I looked down at my hands, one holding a slice of pizza, the other gripping a mug handle. My own experience had similar captivity overtones, and I too had gotten away the first moment I could, yet not all my sisters wanted freedom. I said, “They might want to stay, like a caged bird not wanting to fly into the wild. Maybe they feel safer there. Maybe to them it isn’t a prison after all.” I took a sip of tea, feeling all sorts of unnamed things flowing through me. “Maybe they’ve been tamed, like a dog to the hand. Maybe they’re being given vampire blood to drink and it does something to them. Maybe having something done to their genes, research, like the two employees, Candace and Mary, said. Or maybe it’s just something that makes the weres believe they have to or want to stay.” Like my sister Priss. Like Esther. But not like Mud.

Occam said softly, “Like you, thinking about going back into your cage.”

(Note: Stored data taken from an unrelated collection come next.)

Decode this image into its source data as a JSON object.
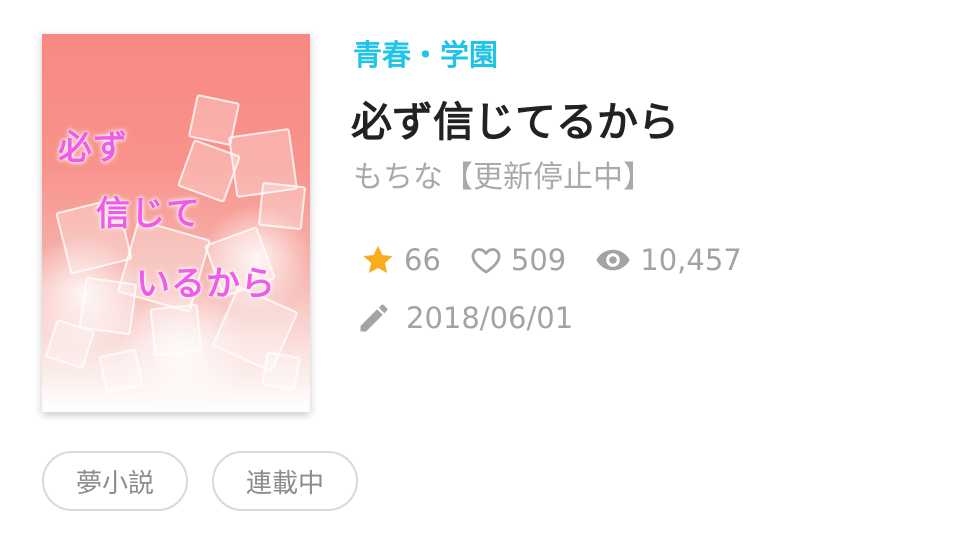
{
  "book": {
    "cover_lines": [
      "必ず",
      "信じて",
      "いるから"
    ],
    "genre": "青春・学園",
    "title": "必ず信じてるから",
    "author": "もちな【更新停止中】",
    "stats": {
      "stars": "66",
      "likes": "509",
      "views": "10,457"
    },
    "updated": "2018/06/01"
  },
  "tags": [
    "夢小説",
    "連載中"
  ],
  "colors": {
    "genre": "#1fc5e8",
    "star": "#f9ad1c",
    "muted": "#a3a3a3",
    "cover_text": "#ee5ce8"
  },
  "icons": {
    "stars": "star-icon",
    "likes": "heart-icon",
    "views": "eye-icon",
    "updated": "pencil-icon"
  }
}
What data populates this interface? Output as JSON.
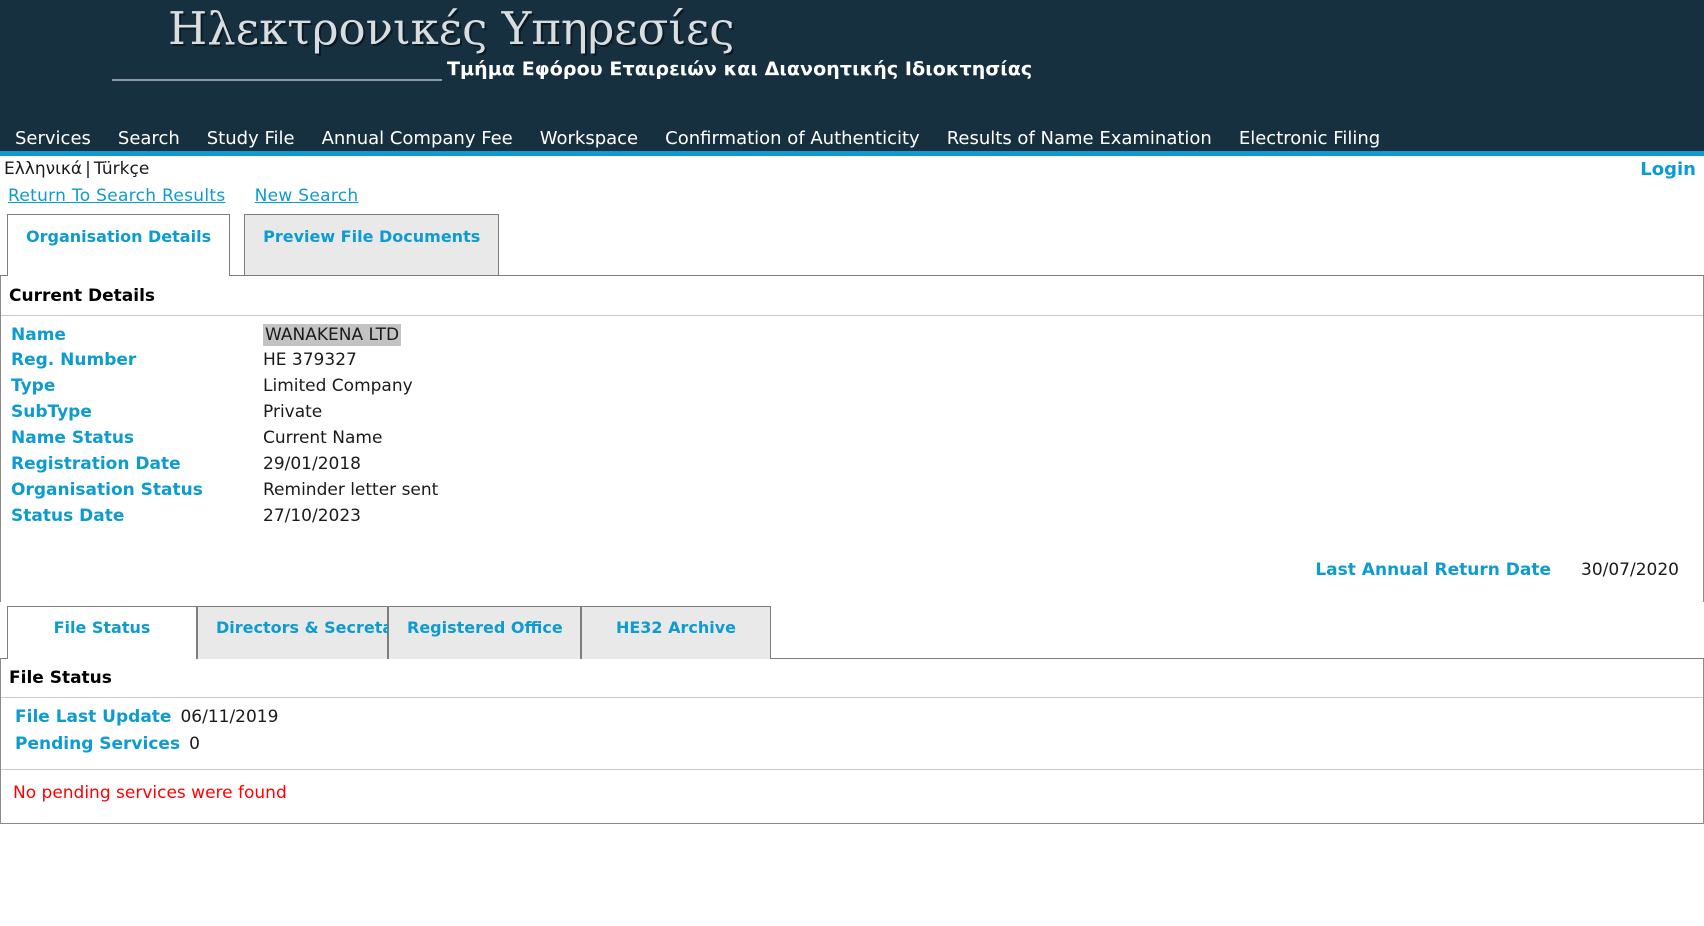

A protest flashed through me. But until today, he had a point. “Programming can be hardwired into a body,” I said, not looking up. “It’s something that has to be fought, day in and day out, forever. Like an addiction one hates, has defeated, yet still has to battle.” I took a bite of pizza and chewed. It tasted spoiled, as if the pepperoni had gone bad. I swallowed and set the remaining slice down on the paper plate in front of me.

“We’re sorry, Nell,” Tandy said, his voice tinny over the cellular connection, maybe picking up on my emotions, despite the distance between us.

“No,” I said. “You aren’t sorry. You all seem to think you need to push and prod and remind me constantly what I was and what I came from.” Tandy let out a sharp breath, startled. A barb of anger speared up in me, hot and sharp. I was mad, not spitting mad, or throwing-things mad, but some other kind of mad, and I was holding it in like a . . . like a good churchwoman?

At that thought the anger burned hotter for a moment, struggling to blaze free. My anger would never be a churchwoman’s anger, something chaste and controlled, or pot-throwing mad. My very own anger was different from all others I knew. Because when I stood up for myself, people died and were fed into the earth. I was a killer with too little control. I didn’t get to let loose and howl.

I was both a victim of my past and a victimizer through my gift. That thought stopped me.

Turning my lips in and back out, thinking, feeling the winter-chapped skin chafing on itself, I nodded. Yeah. I had good reasons for not getting mad when others might, not fighting back or arguing as a human might. Because I knew how easy it was to lose myself to the bloodlust. So very, very easy. And there was all that blood on DNAKeys’ compound. I was overreacting because I wanted—no—because Soulwood wanted that blood.

I said, “I want you all to stop pushing me. I have a right to work through things on my own terms, in my own time.” I lifted my chin, knowing it was a confrontational gesture. “And if you don’t grant me that time and space, I’m gonna get . . .” Furious? “. . . unhappy. I don’t like who I become when I’m in a bad mood. I don’t think you will like me in a bad mood.” I looked up at Rick, who had an inkling just how dangerous I could be. “Understood?”